The presenter must be seen

by Dan Bond on 8th April, 2013

What is going on! I keep going to events where the screen is the focus and the presenter is standing in half-darkness at the side of the presentation area.

Because we can’t see the presenter properly we can’t read facial expressions which are especially important if you are having difficulty hearing, because the presenter is talking to the screen.  The problem is made worse because the lack of light on the presenter makes them think they are unimportant and therefore they stop making eye contact and making an effort

In half-darkness the presenter is reduced to providing a Sir David Attenborough style voiceover to accompany the PowerPoint images but without the Attenborough intensity or vocal flare.

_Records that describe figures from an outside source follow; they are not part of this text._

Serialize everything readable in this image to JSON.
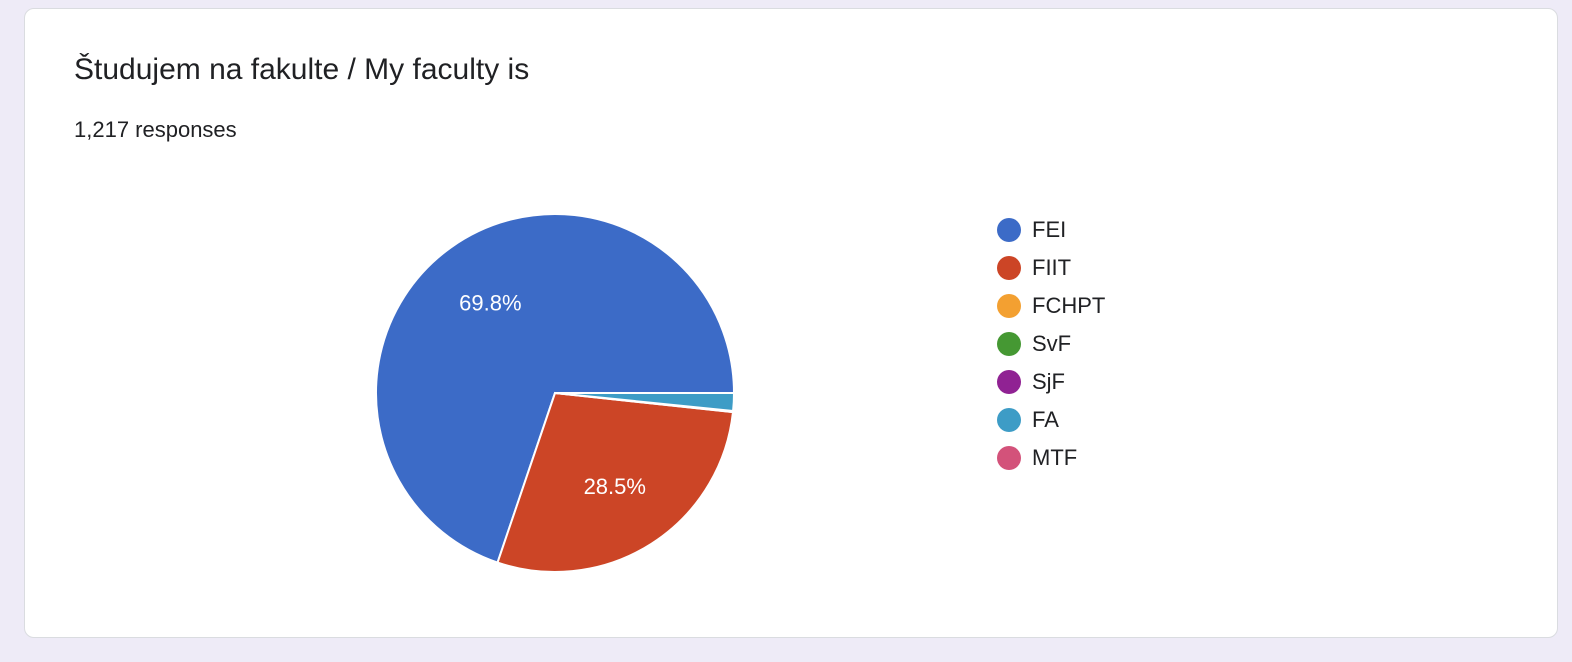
{
  "card": {
    "title": "Študujem na fakulte / My faculty is",
    "responses": "1,217 responses"
  },
  "chart_data": {
    "type": "pie",
    "total_responses": 1217,
    "categories": [
      "FEI",
      "FIIT",
      "FCHPT",
      "SvF",
      "SjF",
      "FA",
      "MTF"
    ],
    "values": [
      69.8,
      28.5,
      0.1,
      0,
      0,
      1.6,
      0
    ],
    "labels": [
      "69.8%",
      "28.5%",
      "",
      "",
      "",
      "",
      ""
    ],
    "colors": [
      "#3c6bc7",
      "#cc4526",
      "#f3a031",
      "#459833",
      "#902293",
      "#3d9cc6",
      "#d3527a"
    ],
    "legend_position": "right"
  }
}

Sometimes the only light is from a lectern shining directly up on to the presenters face making him look as if they are telling a children’s ghost story or narrating the Rocky Horror Picture Show.  It is always worth remembering not to stand in front of a window; if it becomes bright outside the contrast with the room lighting can cause the audience to only see a silhouette.

While we are on light sources, word of warning about the ceiling down lights often found in offices and venues.  You may think you are standing in the light if you are directly below one but this can make you look like a ghoul if there is no light from the front. Down light is what they used for Elvis, because it makes all the contours of the body stand out, especially in tight trousers.

In short presenters are the most important part of any presentation and they should be visible, front and centre so every aspect of their presentation can be understood.

What is on the screen is not as important as the presenter so if you are speaking in public … find an appropriate light and stay in it.